What are the pros and cons of a PMS facility?

Investment | Published on 29th May 2018 | 721

Imagine that you have a corpus of around Rs.2 crore either in your bank or in the form of shares. What exactly can you do with these funds? Firstly, you can select stocks and create a portfolio of equity stocks and constantly monitor the same. Secondly, you can allocate the entire monies to a set of mutual funds and diversify your risk. There is also a third option where you can give these funds to one of the registered Portfolio Managers who are running a Portfolio Management Service (PMS). Remember, only SEBI registered portfolio managers can run PMS schemes in India. But first, what is the concept of PMS all about?

Portfolio Management Services – For whom?

PMS is a professional fund management service where experienced and high quality fund managers actually manage your money, identify the right investment opportunities, churn the money when opportunities arise and also give you constant updates and reports on your portfolio performance. If you thought this is like a mutual fund, then there is actually a slight difference. Unlike a mutual fund, a PMS creates unique portfolios for each PMS participant. That is why the minimum corpus required to qualify for a PMS Service is at around Rs.50 Lakhs in most cases. Of course, some of the PMS services are willing to accept lower amounts also. The key difference is that there is a lot more customization that happens in a PMS account to your unique needs and there is a unique portfolio which you can monitor and view online. To that extent, it is entirely transparent.
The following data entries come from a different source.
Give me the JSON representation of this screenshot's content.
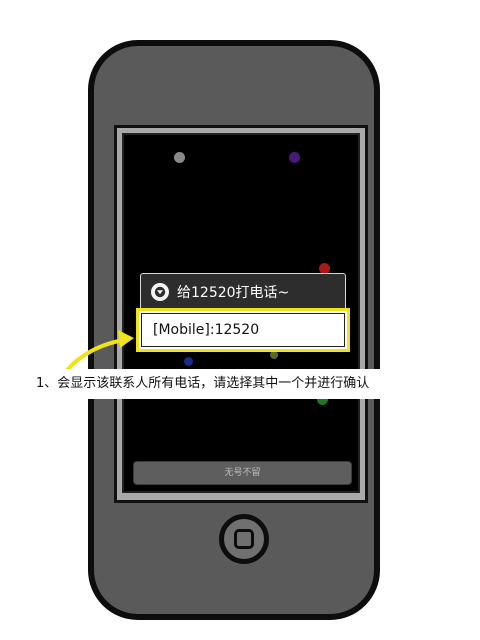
{
  "dialog": {
    "title": "给12520打电话~",
    "option": "[Mobile]:12520"
  },
  "bottom_bar": {
    "label": "无号不留"
  },
  "annotation": {
    "caption": "1、会显示该联系人所有电话，请选择其中一个并进行确认"
  },
  "colors": {
    "phone_body": "#5a5a5a",
    "screen": "#000000",
    "highlight": "#f1e31a",
    "dialog_header": "#2d2d2d"
  },
  "icons": [
    "dialog-menu-icon",
    "home-button",
    "yellow-arrow"
  ]
}
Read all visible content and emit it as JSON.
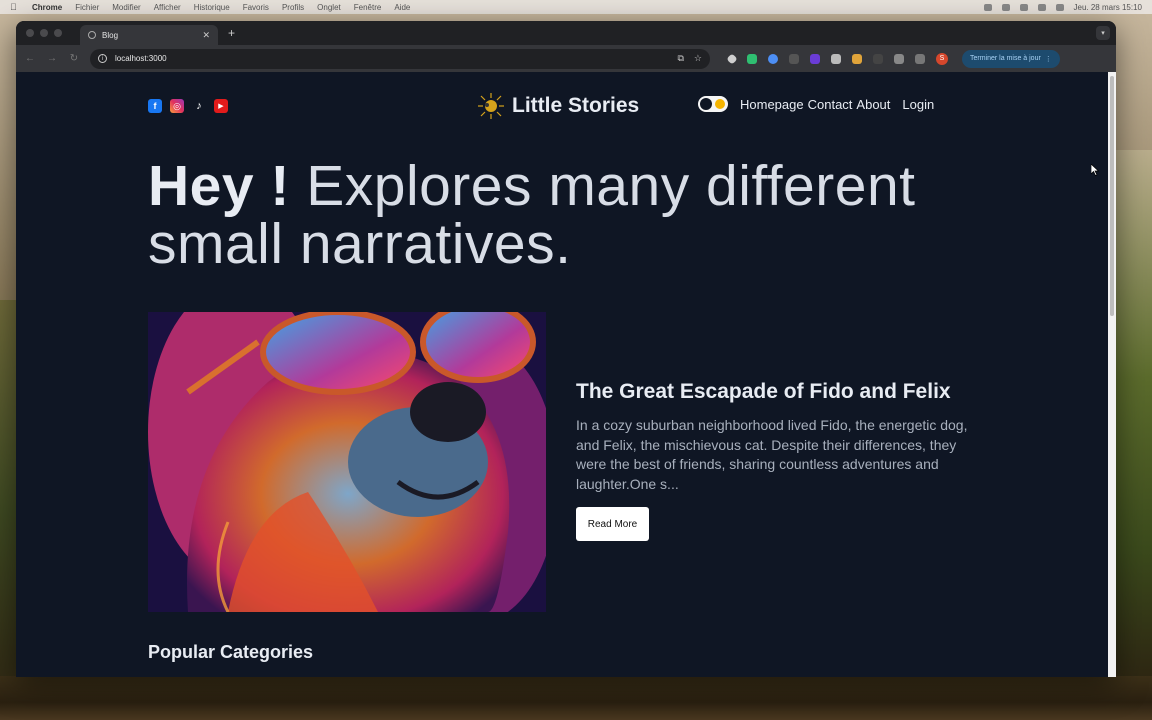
{
  "menubar": {
    "app": "Chrome",
    "items": [
      "Fichier",
      "Modifier",
      "Afficher",
      "Historique",
      "Favoris",
      "Profils",
      "Onglet",
      "Fenêtre",
      "Aide"
    ],
    "clock": "Jeu. 28 mars  15:10"
  },
  "browser": {
    "tab_title": "Blog",
    "url": "localhost:3000",
    "update_label": "Terminer la mise à jour",
    "profile_initial": "S"
  },
  "site": {
    "logo_text": "Little Stories",
    "nav": {
      "homepage": "Homepage",
      "contact": "Contact",
      "about": "About",
      "login": "Login"
    },
    "hero_bold": "Hey !",
    "hero_rest": " Explores many different small narratives.",
    "featured": {
      "title": "The Great Escapade of Fido and Felix",
      "excerpt": "In a cozy suburban neighborhood lived Fido, the energetic dog, and Felix, the mischievous cat. Despite their differences, they were the best of friends, sharing countless adventures and laughter.One s...",
      "button": "Read More"
    },
    "popular_title": "Popular Categories"
  },
  "colors": {
    "page_bg": "#0f1624",
    "text_primary": "#e8ecf3",
    "text_muted": "#a8b0bd",
    "toggle_sun": "#f5b400"
  }
}
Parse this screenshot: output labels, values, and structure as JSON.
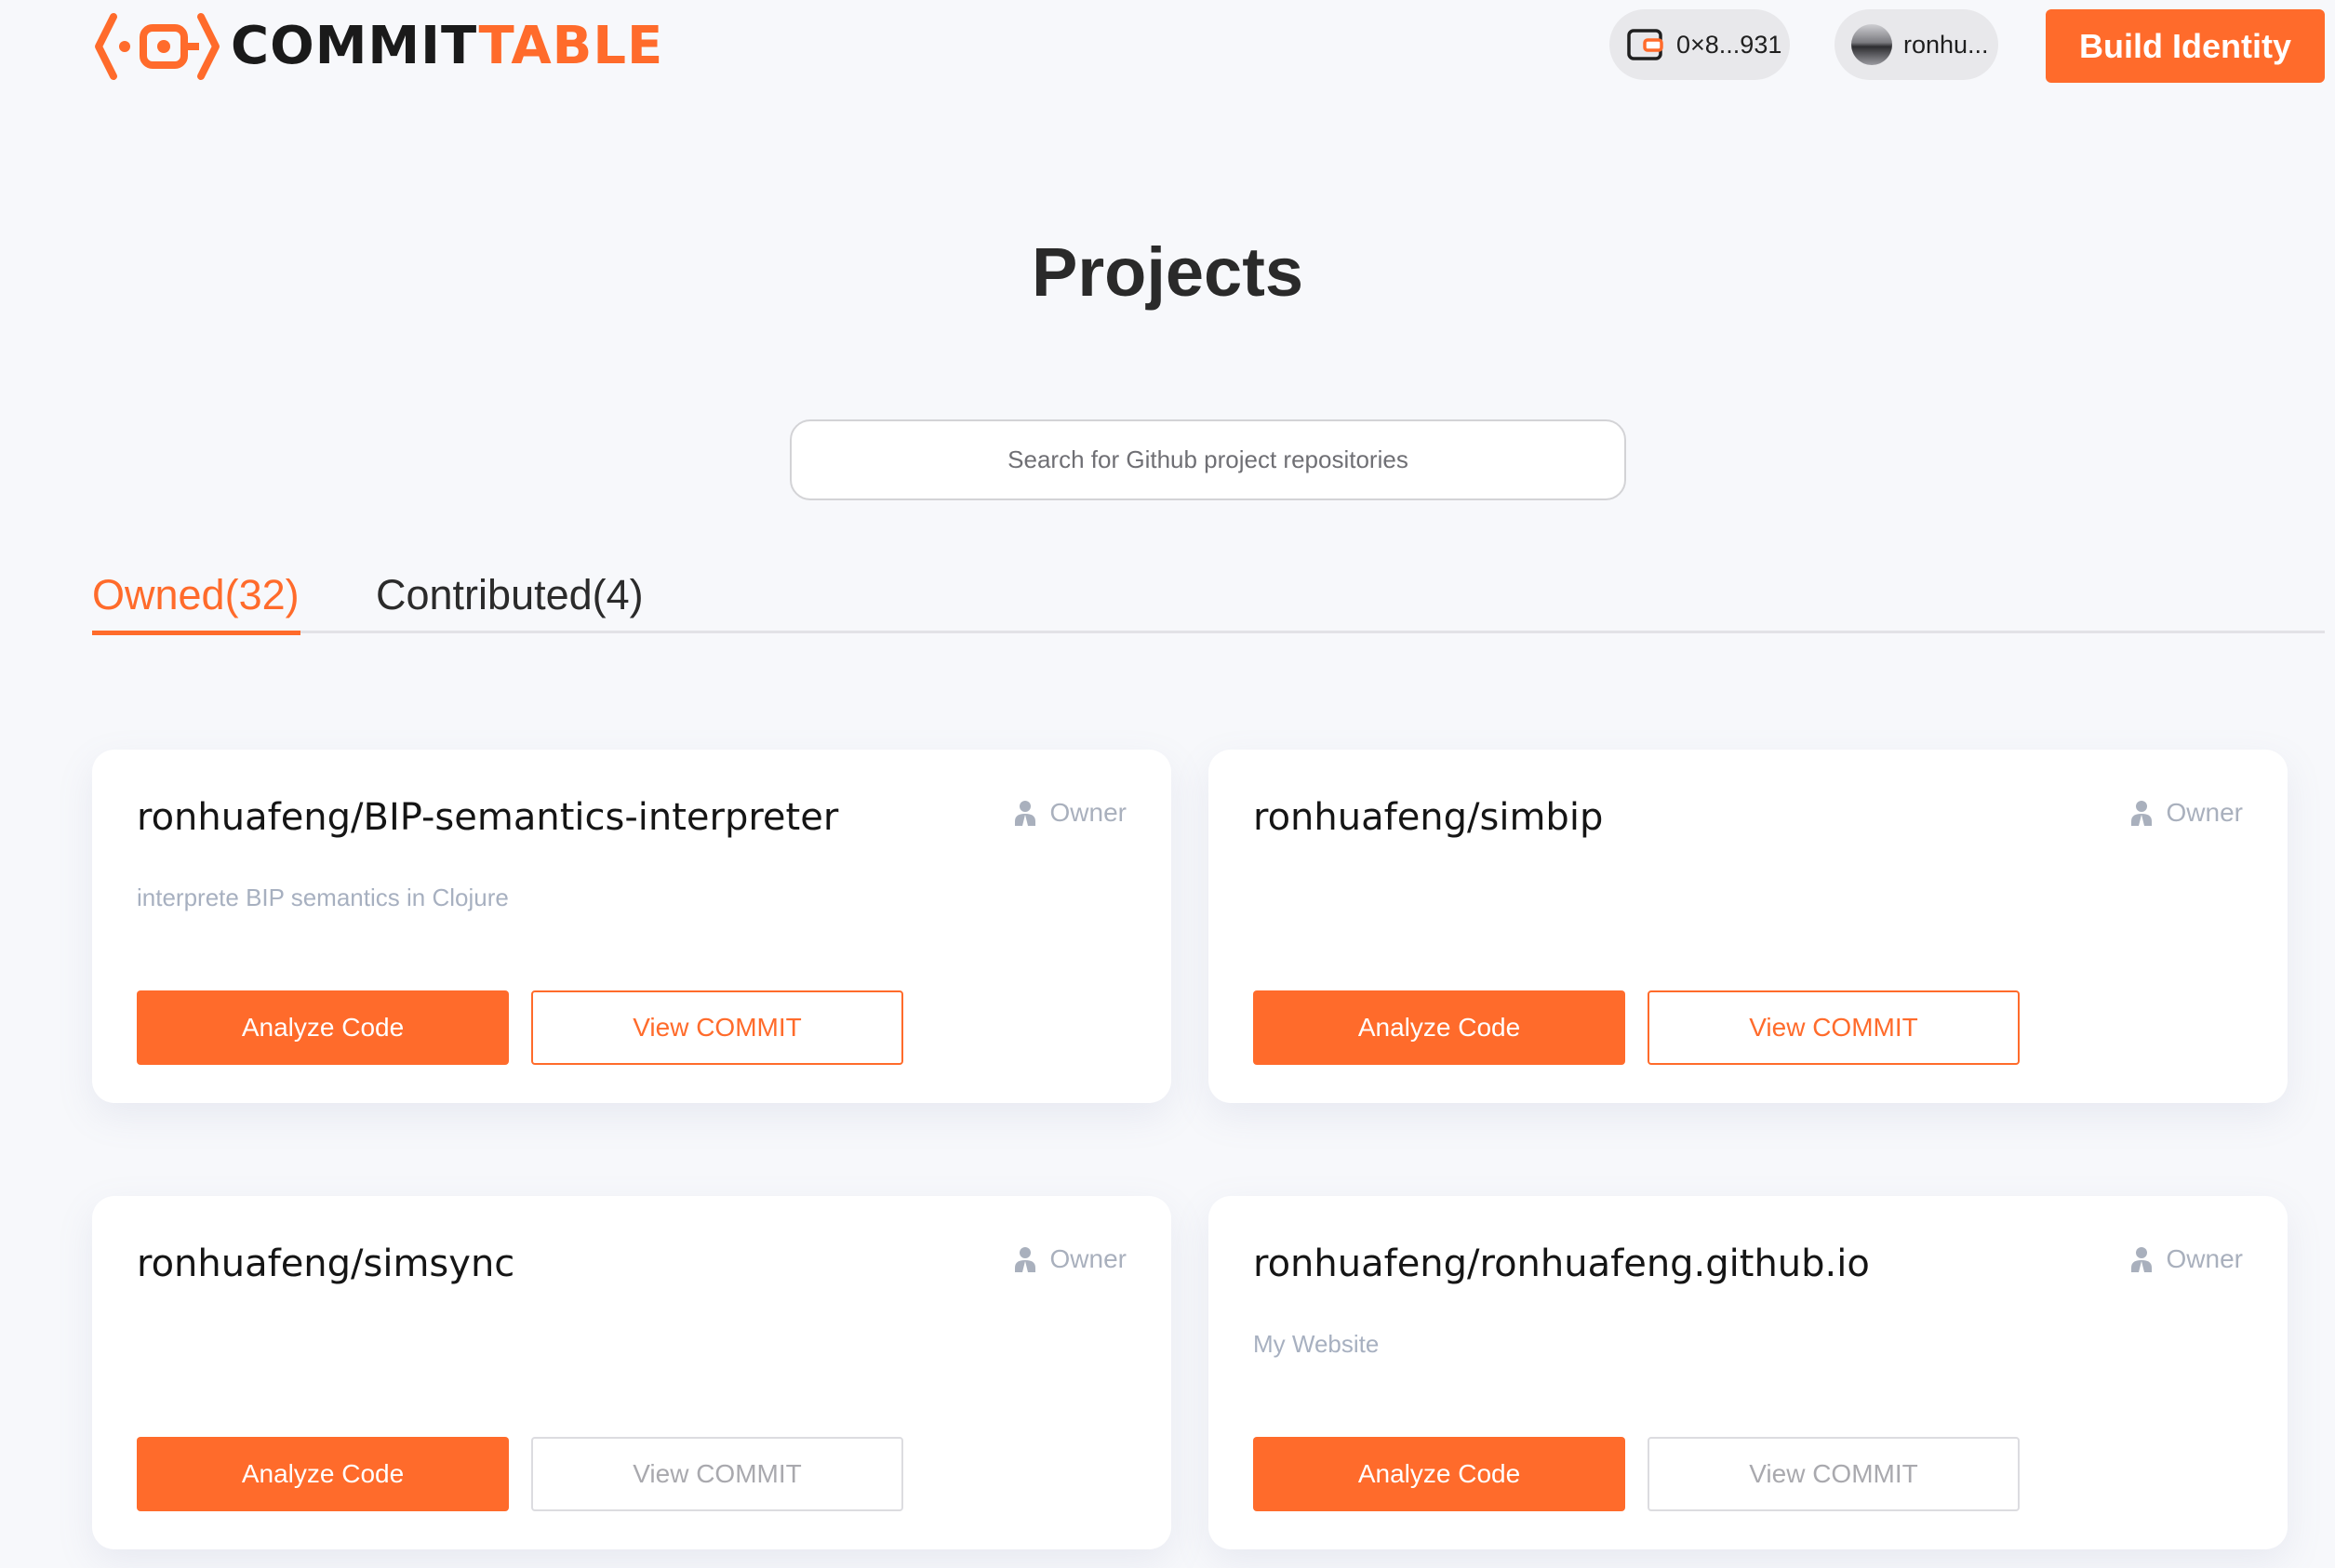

Discretionary versus non-discretionary PMS

Broadly, there are two types of PMS services based on the kind of interaction and fund manager influence that you want. The Discretionary PMS is all about giving the complete leeway to the PMS fund manager to select stocks and create a portfolio for you. Of course, there is a broad policy framework that is first put in place based on which such discretionary decision are taken. The fund manager is required to adhere to such conditions while selecting stocks and other asset classes for you. On the other hand, non-discretionary PMS does not give discretion to the PMS fund manager. While the funds will be handed over to the PMS, the fund manager will be required to take the client’s approval before any transaction and any unapproved transaction can be treated as null and void and the investor can claim compensation in this case.

Where PMS actually scores

Let us understand how the PMS is positioned to investors and where it really scores over other fund management platforms like mutual funds:

  • Unlike in the case of mutual funds, you are not subscribing to the units of a pre-created portfolio. Mutual fund schemes are mass customized. On the other hand, PMS is entirely customised to your needs.
  • Most PMS Service providers provide a host of online add-ons like easy access to portfolio, portfolio analytics, high-end blogs and content to enhance your portfolio experience etc. These are useful value-adds especially if you are looking at more value for money.
  • Transparency is the key to a PMS. As stated earlier, PMS is regulated by SEBI regulations and hence there is oversight on what is being done and how the funds are being managed. PMS providers are required to statutorily give a variety of disclosures to the PMS holders and to the regulator. This increases transparency for PMS holders, although the PMS does not have to make public disclosures unlike a mutual fund.
  • Normally, PMS funds tend to give superior returns for two reasons. Firstly, they are able to spend time and energy picking quality stocks and holding on for a longer period of time. Secondly, since the PMS is more flexible compared to a mutual fund, it can use derivatives and structured products to enhance returns. These make PMS a lot more attractive.

Where PMS does not score

However, the PMS also has some key challenges which arise from the essential structure of the PMS scheme.

  • One of the big downsides of a PMS is the higher costs. While the expense ratio in case of an equity mutual fund is around 1.75-2.25%, the expense ratio in case of PMS can range from 3.5-5.5% depending on the extent of customization. That takes away a good chunk of your returns, especially in a bad year. Also, there are participatory schemes wherein the PMS will be entitled to a higher commission in the event of out performance.

PMS is a product that is more suited to the HNI investor who has a larger corpus. Of course, you need to take a final call after weighing the pros and cons as above.